Reading Spurgeon’s “Lectures to My Students” Part 14

This chapter is entitled “The Holy Spirit in Connection with Our Ministry.”  From what I have seen, Spurgeon was not lacking in theology regarding the Holy Spirit.

To us the presence and work of the Holy Spirit are the ground of our confidence as to the wisdom and hopefulness of our life work.  If we had not believed in the Holy Ghost we should have laid down our ministry long ere this, for ‘who is sufficient for these things?’  Our hope of success, and our strength for continuing the service, lie in our belief that the Spirit of the Lord resteth upon us.”

“We believe ourselves to be spokesmen for Jesus Christ, appointed to continue His witness upon earth; but upon Him and His testimony the Spirit of God always rested, and if it does not rest upon us, we are evidently not sent forth into the world as He was.”

“If we have not the Spirit which Jesus promised, we cannot perform the commission which Jesus gave.”

“Rightly to divide the Word of God is as important as fully to understand it, for some who have evidently understood a part of the gospel have given undue prominence to that one portion of it, and have therefore exhibited a distorted Christianity, to the injury of those who have received it, since they in their turn have exhibited a distorted character in consequence thereof.”

“We may be conscious of having passed by certain texts, not because we do not understand them (which may be justifiable), but because we do understand them, and hardly like to say what they have taught us, or because there may be some imperfection in ourselves, or some prejudice among our hearers which those texts would reveal too clearly for our comfort.  Such sinful silence must be ended forthwith.”

“I believe that many brethren who preach human responsibility deliver themselves in so legal a manner as to disgust all those who love the doctrines of grace.  On the other hand, I fear that many have preached the sovereignty of God in such a way as to drive all persons who believe in man’s free agency entirely away from the Calvinistic side.”

“We need the divine influence to keep us back from saying many things which, if they actually left our tongue, would mar our message.  Those of us who are endowed with the dangerous gift of humour have need, sometimes, to stop and take the word out of our mouth and look at it, and see whether it is quite to edification.”

“Especially is it the Holy Spirit’s work to maintain in us a devotional frame of mind whilst we are discoursing.  This is a condition to be greatly coveted–to continue praying while you are occupied with preaching; to do the Lord’s commandments, hearkening unto the voice of His word; to keep the eye on the throne, and the wing in perpetual motion.”
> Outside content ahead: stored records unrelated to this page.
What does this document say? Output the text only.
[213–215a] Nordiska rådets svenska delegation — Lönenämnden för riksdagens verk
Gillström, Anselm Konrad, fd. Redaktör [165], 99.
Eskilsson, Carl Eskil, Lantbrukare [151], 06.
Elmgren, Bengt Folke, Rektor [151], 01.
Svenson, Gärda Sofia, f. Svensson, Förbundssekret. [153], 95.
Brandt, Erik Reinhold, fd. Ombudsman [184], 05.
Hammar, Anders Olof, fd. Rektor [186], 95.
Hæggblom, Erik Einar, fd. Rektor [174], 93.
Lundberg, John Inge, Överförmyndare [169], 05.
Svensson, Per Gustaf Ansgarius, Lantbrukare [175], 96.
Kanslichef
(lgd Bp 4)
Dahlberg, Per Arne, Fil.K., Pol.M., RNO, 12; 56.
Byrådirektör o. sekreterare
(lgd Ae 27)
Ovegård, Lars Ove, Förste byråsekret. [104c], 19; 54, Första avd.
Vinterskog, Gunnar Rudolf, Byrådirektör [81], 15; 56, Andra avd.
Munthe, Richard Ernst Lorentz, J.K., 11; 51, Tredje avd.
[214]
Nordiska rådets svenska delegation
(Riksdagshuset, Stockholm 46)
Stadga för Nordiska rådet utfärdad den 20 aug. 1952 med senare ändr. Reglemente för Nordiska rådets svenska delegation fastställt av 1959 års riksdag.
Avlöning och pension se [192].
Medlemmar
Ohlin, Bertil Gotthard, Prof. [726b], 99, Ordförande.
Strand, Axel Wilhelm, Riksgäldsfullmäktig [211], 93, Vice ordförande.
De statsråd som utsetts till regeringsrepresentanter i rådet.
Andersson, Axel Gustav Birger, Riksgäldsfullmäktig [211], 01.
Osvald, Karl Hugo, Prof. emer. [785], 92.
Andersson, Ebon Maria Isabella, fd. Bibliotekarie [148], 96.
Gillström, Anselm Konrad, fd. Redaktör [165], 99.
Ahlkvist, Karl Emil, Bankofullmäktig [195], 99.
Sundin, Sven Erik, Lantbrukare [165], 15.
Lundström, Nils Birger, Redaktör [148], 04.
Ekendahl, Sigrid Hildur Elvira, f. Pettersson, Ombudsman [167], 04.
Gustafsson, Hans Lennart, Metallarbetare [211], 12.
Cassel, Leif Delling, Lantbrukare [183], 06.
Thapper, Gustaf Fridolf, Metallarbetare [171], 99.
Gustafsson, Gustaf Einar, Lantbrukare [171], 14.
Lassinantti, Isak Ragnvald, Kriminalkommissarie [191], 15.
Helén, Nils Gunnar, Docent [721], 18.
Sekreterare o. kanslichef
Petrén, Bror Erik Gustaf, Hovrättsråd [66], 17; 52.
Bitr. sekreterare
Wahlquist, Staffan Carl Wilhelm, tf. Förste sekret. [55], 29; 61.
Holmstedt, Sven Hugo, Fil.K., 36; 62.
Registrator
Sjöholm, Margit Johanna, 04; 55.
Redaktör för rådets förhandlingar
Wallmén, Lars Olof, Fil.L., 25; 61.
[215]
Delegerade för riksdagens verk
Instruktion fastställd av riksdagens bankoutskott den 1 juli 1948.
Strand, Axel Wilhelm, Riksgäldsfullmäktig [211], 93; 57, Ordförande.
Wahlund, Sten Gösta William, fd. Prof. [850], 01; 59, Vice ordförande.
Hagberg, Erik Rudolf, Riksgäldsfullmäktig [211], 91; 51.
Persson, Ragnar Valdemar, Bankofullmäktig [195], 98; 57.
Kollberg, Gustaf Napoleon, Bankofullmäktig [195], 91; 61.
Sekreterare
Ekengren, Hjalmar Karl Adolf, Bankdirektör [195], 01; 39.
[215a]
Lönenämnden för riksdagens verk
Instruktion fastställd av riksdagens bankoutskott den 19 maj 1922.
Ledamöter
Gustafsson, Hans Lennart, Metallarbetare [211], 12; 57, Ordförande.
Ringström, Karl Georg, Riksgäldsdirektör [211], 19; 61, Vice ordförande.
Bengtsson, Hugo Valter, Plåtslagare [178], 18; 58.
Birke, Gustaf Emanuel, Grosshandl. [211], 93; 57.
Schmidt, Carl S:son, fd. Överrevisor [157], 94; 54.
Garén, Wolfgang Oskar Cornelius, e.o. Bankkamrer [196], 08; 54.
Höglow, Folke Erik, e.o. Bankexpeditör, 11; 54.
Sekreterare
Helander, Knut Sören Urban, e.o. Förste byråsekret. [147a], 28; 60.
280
“We do not stand up in our pulpits to display our skill in spiritual sword play, but we come to actual fighting:  our object is to drive the sword of the Spirit through men’s hearts.”

“Never aim at effect after the manner of the climax makers, poetry quoters, handkerchief manipulators, and bombast blowers.  Far better for a man that he had never been born than that he should degrade a pulpit into a show box to exhibit himself in.  Aim at the right sort of effect; the inspiring of saints to nobler things, the leading of Christians closer to their Master, the comforting of doubters till they rise out of their terrors, the repentance of sinners, and their exercise of immediate faith in Christ.  Without these signs following, what is the use of our sermons?”

“The habit of prayer is good, but the spirit of prayer is better.  Regular retirement is to be maintained, but continued communion with God is to be our aim.”

Regarding congregationalism- “Brethren, our system will not work without the Spirit of God, and I am glad that it will not, for its stoppages and breakages call our attention to the fact of His absence.  Our system was never intended to promote the glory of priests and pastors, but it is calculated to educate manly Christians, who will not take their faith at second-hand.”

“The Spirit claims a sovereignty like that of the wind which bloweth where it listeth; but let us never dream that sovereignty and capriciousness are the same thing.  The blessed Spirit acts as He wills, but He always acts justly, wisely, and with motive and reason.”

“Christ’s Spirit will not be an accomplice with men in the wretched business of shuffling and deceiving.  Does it really come to this?–that you preach certain doctrines, not because you believe them, but because your congregation expects you to do so?”

“I would not shun my Master’s service, but I tremble in His presence.  Who can be faultless when even Moses erred?  It is a dreadful thing to be beloved of God.”

“When you are fullest of the fruits of the Spirit, bow lowest before the throne, and serve the Lord with fear…Remember that God has come unto us, not to exalt us, but to exalt Himself, and we must see to it that His glory is the one sole object of all that we do.